Other work indicates that the mobility of localized electrons is enhanced by the presence of dynamic phonon modes. One claim against such a model is that if chemical bonds are important, the nearly free electron models should not be applicable. However, if the model includes the buildup of a charge distribution between all pairs of atoms just like a chemical bond (e.g., silicon, when a band is just filled with electrons) then it should apply to solids.

Thus, if the electrical conductivity is low, the mean free path of the electrons is very short. The electrons will only be sensitive to the short-range order in the glass since they do not get a chance to scatter from atoms spaced at large distances. Since the short-range order is similar in glasses and crystals, the electronic energies should be similar in these two states. For alloys with lower resistivity and longer electronic mean free paths, the electrons could begin to sense that there is disorder in the glass, and this would raise their energies and destabilize the glass with respect to crystallization. Thus, the glass formation tendencies of certain alloys may therefore be due in part to the fact that the electron mean free paths are very short, so that only the short-range order is ever important for the energy of the electrons.

It has also been argued that glass formation in metallic systems is related to the "softness" of the interaction potential between unlike atoms.

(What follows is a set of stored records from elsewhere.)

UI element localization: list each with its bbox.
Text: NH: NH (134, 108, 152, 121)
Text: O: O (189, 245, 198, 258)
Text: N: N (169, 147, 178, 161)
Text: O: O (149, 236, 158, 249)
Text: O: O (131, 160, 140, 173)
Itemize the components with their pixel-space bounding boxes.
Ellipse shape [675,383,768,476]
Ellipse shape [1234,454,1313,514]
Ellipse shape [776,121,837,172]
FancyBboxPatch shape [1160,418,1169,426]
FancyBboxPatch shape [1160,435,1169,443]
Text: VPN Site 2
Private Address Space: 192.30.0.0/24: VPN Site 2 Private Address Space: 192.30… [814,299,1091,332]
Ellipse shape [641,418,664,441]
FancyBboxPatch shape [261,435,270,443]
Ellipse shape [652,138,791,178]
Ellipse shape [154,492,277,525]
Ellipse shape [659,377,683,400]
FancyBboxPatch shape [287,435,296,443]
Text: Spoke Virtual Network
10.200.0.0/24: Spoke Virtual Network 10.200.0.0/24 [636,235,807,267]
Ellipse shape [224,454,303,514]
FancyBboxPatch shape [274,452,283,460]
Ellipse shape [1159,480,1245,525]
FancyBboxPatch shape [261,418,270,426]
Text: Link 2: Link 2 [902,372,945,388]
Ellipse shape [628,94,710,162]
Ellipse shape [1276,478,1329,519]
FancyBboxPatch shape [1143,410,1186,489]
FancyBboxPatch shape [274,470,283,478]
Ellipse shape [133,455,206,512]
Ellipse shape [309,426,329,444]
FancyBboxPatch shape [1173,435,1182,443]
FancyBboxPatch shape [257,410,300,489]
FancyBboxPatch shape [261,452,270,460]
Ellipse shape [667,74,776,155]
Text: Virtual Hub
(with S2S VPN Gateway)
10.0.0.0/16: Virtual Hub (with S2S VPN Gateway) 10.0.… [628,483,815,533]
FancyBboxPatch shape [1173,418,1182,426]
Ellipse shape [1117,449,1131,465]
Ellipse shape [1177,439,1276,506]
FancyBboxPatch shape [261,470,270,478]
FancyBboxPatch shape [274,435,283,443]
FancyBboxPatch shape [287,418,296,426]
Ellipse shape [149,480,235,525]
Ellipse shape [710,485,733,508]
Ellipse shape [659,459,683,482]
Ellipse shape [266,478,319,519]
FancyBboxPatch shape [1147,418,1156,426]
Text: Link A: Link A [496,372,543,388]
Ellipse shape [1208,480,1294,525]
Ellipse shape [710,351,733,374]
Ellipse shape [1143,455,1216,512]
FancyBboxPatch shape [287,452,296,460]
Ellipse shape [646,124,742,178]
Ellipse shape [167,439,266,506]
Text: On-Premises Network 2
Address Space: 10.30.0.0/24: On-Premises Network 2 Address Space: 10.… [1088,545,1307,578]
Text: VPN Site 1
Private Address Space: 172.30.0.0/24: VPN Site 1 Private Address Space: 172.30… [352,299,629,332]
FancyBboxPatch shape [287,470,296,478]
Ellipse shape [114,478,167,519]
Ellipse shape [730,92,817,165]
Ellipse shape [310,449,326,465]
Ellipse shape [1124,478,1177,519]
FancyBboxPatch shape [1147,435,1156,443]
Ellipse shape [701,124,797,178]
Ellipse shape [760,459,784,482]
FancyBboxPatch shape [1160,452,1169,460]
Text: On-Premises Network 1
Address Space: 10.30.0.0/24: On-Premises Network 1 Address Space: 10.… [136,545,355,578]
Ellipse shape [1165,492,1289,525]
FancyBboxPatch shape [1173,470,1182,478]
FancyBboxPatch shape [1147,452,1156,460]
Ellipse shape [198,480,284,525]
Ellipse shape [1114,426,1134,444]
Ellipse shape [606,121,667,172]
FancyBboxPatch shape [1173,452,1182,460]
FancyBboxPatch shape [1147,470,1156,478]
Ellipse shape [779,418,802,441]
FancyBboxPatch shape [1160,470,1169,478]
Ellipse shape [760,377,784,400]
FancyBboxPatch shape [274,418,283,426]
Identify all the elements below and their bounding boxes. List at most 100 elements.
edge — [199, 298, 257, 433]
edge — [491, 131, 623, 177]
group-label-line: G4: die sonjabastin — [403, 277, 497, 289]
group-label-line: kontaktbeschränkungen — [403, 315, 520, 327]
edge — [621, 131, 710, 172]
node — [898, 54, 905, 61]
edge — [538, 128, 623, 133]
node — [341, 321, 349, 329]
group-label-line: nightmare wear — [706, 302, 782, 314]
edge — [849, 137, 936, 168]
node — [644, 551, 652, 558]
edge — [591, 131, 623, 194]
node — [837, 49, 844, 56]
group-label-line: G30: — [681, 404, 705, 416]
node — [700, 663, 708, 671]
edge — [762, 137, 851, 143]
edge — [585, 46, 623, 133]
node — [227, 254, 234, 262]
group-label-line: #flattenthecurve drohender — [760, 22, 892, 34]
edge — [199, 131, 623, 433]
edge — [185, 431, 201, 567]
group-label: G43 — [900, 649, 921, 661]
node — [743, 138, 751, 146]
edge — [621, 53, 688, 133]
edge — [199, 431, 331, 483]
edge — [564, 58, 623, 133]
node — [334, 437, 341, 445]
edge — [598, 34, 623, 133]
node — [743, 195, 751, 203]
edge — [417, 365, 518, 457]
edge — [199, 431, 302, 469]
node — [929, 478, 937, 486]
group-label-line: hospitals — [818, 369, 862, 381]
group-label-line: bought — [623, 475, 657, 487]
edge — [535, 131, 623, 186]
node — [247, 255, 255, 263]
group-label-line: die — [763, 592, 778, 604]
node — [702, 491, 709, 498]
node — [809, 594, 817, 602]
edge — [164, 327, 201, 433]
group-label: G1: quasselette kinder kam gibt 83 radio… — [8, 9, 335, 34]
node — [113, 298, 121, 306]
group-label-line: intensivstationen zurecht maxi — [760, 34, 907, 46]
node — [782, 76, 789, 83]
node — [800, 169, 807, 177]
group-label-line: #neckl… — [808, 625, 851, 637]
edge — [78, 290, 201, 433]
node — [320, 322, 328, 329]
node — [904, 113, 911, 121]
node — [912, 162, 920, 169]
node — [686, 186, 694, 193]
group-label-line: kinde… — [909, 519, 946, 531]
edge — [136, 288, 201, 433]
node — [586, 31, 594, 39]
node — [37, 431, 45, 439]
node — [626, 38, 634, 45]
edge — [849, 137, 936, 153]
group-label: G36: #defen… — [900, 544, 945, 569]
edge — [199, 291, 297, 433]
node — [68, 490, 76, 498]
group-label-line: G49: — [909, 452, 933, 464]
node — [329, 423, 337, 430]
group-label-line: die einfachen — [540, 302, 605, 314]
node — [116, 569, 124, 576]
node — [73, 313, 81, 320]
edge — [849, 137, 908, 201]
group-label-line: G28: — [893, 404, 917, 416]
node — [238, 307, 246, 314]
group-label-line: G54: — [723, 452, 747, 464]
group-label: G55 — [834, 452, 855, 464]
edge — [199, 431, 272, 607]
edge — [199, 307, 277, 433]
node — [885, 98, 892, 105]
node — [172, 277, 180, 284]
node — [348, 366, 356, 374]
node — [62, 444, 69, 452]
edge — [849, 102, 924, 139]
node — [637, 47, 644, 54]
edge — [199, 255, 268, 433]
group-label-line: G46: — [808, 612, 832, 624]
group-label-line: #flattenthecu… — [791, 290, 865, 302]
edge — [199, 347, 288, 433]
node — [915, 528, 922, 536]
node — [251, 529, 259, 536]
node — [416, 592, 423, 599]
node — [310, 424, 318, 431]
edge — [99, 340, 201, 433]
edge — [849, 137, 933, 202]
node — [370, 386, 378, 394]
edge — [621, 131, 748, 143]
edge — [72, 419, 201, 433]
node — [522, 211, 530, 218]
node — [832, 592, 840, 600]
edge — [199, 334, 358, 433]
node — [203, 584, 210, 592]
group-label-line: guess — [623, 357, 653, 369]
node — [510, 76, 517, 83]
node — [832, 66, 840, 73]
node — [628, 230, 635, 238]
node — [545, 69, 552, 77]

Some authors, emphasizing the strong similarities between the local structure of the glass and the corresponding crystal, suggest that chemical bonding helps to stabilize the amorphous structure.

Other authors have suggested that the electronic structure yields its influence on glass formation through the directional properties of bonds. Non-crystallinity is thus favored in elements with a large number of polymorphic forms and a high degree of bonding anisotropy. Crystallization becomes more unlikely as bonding anisotropy is increased from isotropic metallic to anisotropic metallic to covalent bonding, thus suggesting a relationship between the group number in the periodic table and the glass forming ability in elemental solids.